Databend Cloud Architecture
- Meta-Service Layer
- Compute Layer
- Storage Layer
The metadata service is a multi-tenant service that stores the metadata of each tenant in Databend Cloud in a highly available Raft cluster. This metadata includes:
- Table schema: including the field structure and storage location information of each table, providing optimization information for query planning and providing transaction atomicity guarantee for the storage layer write;
- Cluster management: When the cluster of each tenant starts, multiple instances within the cluster will be registered as metadata and provide health checks for the instances to ensure the overall health of the cluster;
- Security management: saves user, role, and permission-granting information to ensure the security and reliability of data access authentication and authorization processes.
The architecture of complete separation of storage and compute gives Databend Cloud a unique computational elasticity.
Each tenant in Databend Cloud can have multiple compute clusters (Warehouse), each with exclusive computing resources, and can automatically release them when inactive for more than 1 minute to reduce usage costs.
In the compute cluster, queries are executed through the high-performance Databend engine.

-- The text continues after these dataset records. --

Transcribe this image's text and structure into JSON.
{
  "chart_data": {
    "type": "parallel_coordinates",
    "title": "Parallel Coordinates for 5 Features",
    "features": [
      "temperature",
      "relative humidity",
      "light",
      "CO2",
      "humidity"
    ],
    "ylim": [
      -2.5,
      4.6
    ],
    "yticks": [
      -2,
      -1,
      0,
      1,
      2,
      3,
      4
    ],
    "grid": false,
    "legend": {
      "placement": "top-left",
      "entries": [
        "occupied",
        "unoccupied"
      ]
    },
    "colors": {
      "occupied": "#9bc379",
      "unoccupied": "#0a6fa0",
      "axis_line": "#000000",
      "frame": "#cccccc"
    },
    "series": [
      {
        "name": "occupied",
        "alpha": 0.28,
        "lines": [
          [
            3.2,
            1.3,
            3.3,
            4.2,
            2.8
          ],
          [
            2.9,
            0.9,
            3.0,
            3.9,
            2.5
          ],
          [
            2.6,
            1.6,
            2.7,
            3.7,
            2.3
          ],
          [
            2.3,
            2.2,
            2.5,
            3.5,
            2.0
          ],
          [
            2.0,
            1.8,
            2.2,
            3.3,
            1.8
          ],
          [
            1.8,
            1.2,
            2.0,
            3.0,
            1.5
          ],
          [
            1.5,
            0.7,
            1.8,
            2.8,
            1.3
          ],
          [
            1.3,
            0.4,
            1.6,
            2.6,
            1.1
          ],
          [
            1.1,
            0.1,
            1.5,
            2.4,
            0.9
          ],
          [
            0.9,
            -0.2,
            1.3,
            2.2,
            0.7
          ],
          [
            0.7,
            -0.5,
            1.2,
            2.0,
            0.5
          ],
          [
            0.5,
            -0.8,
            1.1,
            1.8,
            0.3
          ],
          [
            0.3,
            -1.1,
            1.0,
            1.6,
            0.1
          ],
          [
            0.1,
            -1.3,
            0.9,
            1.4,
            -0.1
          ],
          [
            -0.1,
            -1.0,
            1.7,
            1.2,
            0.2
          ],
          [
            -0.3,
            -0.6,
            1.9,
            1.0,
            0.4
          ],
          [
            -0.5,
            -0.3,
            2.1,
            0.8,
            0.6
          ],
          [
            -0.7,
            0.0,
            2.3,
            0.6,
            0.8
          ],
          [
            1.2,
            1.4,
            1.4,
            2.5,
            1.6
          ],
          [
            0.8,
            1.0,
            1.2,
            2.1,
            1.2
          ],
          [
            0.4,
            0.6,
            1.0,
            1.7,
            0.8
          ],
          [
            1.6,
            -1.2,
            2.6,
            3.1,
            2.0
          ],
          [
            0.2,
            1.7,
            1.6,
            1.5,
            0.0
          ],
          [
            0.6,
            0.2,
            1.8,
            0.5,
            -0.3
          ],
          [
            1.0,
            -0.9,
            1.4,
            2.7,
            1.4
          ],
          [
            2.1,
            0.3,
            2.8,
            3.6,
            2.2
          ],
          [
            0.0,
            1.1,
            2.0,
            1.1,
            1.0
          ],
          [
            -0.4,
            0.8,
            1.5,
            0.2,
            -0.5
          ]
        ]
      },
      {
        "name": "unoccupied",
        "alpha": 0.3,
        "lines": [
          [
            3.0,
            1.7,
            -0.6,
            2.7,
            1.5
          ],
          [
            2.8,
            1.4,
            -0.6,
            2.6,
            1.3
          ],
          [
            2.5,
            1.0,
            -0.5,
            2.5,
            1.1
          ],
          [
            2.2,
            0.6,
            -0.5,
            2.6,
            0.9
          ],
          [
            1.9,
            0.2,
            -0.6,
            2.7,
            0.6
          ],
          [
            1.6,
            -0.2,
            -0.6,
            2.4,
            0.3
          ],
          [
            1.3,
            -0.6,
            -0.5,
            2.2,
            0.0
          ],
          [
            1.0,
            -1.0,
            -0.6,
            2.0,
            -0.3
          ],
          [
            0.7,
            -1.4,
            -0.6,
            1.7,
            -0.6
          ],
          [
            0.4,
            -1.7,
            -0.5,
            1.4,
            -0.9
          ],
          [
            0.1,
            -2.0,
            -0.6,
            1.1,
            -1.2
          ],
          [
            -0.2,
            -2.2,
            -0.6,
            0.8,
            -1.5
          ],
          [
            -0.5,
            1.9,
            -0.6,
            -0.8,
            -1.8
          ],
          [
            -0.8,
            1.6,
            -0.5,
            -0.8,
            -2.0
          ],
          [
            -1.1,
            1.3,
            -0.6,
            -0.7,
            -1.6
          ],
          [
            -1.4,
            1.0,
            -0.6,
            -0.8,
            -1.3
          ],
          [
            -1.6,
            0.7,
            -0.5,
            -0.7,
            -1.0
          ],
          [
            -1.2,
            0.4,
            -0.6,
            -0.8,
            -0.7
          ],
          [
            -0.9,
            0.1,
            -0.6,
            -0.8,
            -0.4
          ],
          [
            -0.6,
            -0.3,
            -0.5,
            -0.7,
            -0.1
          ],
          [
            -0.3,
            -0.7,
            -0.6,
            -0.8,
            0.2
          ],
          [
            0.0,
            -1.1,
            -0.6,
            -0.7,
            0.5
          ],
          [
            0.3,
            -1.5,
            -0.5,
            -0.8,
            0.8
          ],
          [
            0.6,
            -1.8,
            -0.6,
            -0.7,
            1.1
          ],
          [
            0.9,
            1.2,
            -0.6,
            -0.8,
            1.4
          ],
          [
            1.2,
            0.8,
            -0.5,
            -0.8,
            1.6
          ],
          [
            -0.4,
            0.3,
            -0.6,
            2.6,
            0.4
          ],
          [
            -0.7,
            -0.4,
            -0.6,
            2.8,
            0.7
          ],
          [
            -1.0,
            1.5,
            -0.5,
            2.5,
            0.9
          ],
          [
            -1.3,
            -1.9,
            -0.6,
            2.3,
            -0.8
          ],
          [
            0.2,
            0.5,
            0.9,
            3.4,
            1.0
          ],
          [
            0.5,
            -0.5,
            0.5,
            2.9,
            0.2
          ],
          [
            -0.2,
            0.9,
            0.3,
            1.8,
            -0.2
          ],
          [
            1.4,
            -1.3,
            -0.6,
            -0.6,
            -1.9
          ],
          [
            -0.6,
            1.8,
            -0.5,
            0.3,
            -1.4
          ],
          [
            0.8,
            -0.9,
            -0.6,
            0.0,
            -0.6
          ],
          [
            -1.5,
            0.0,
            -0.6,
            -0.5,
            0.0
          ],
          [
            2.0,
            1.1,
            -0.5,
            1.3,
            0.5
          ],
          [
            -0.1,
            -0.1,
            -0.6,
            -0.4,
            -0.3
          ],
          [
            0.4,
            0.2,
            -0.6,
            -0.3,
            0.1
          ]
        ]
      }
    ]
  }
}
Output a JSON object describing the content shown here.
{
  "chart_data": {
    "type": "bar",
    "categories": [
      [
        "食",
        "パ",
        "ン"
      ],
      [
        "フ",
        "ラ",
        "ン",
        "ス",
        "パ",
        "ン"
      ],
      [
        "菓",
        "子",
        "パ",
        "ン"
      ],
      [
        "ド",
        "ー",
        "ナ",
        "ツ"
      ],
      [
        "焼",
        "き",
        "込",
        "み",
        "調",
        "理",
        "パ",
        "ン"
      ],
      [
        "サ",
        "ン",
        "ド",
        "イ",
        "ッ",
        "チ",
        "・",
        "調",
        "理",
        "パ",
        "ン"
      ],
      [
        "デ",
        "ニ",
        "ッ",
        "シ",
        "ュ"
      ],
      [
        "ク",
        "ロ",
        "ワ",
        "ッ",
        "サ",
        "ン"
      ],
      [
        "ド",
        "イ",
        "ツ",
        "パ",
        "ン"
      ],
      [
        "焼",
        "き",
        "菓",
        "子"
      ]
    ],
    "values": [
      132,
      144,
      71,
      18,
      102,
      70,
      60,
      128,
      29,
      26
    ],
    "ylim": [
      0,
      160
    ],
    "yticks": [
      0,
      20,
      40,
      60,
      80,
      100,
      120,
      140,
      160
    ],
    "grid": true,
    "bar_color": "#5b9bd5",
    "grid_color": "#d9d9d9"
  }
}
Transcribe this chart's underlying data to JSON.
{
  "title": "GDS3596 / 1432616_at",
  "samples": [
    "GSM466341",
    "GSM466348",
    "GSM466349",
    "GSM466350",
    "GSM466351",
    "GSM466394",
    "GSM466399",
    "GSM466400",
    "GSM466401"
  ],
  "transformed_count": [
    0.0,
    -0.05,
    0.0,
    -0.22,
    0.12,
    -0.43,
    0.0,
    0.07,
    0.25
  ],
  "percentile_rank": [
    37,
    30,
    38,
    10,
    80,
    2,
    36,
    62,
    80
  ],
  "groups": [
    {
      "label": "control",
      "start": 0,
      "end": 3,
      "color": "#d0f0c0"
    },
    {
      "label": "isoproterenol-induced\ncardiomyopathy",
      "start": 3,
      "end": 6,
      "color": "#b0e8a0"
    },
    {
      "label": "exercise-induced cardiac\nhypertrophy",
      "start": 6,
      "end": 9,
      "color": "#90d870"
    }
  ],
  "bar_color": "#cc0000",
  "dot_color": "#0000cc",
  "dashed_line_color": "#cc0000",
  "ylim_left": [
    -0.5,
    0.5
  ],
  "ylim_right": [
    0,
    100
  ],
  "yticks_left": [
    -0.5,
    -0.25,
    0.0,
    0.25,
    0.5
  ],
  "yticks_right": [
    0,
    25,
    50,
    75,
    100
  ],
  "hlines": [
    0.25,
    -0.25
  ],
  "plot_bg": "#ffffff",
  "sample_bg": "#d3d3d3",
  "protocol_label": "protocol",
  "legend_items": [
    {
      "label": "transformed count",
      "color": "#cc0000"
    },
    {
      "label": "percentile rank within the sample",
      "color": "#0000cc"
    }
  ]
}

Each query will go through multiple different submodules:
- Planner: After parsing the SQL statement, it will combine different operators (such as Projection, Filter, Limit, etc.) into a query plan based on different query types.
- Optimizer: The Databend engine provides a rule-based and cost-based optimizer framework, which implements a series of optimization mechanisms such as predicate pushdown, join reorder, and scan pruning, greatly accelerating queries.
- Processors: Databend implements a push-pull combination of pipeline execution engines. It composes the physical execution of queries into a series of pipelines in the Processor and can dynamically adapt the pipeline configuration based on the runtime information of the query task, combining the vectorized expression calculation framework to maximize the computing power of the CPU.
In addition, Databend Cloud can dynamically increase or decrease nodes in the cluster with the change of query workload, making computing faster and more cost-effective.
The storage layer of Databend Cloud is based on FuseEngine, which is designed and optimized for inexpensive object storage. FuseEngine efficiently organizes data based on the properties of object storage, allowing for high-throughput data ingestion and retrieval.
FuseEngine compresses data in a columnar format and stores it in object storage, which significantly reduces the data volume and storage costs.
In addition to storing data files, FuseEngine also generates index information, including MinMax index, Bloomfilter index, and others. These indexes reduce IO and CPU consumption during query execution, greatly improving query performance.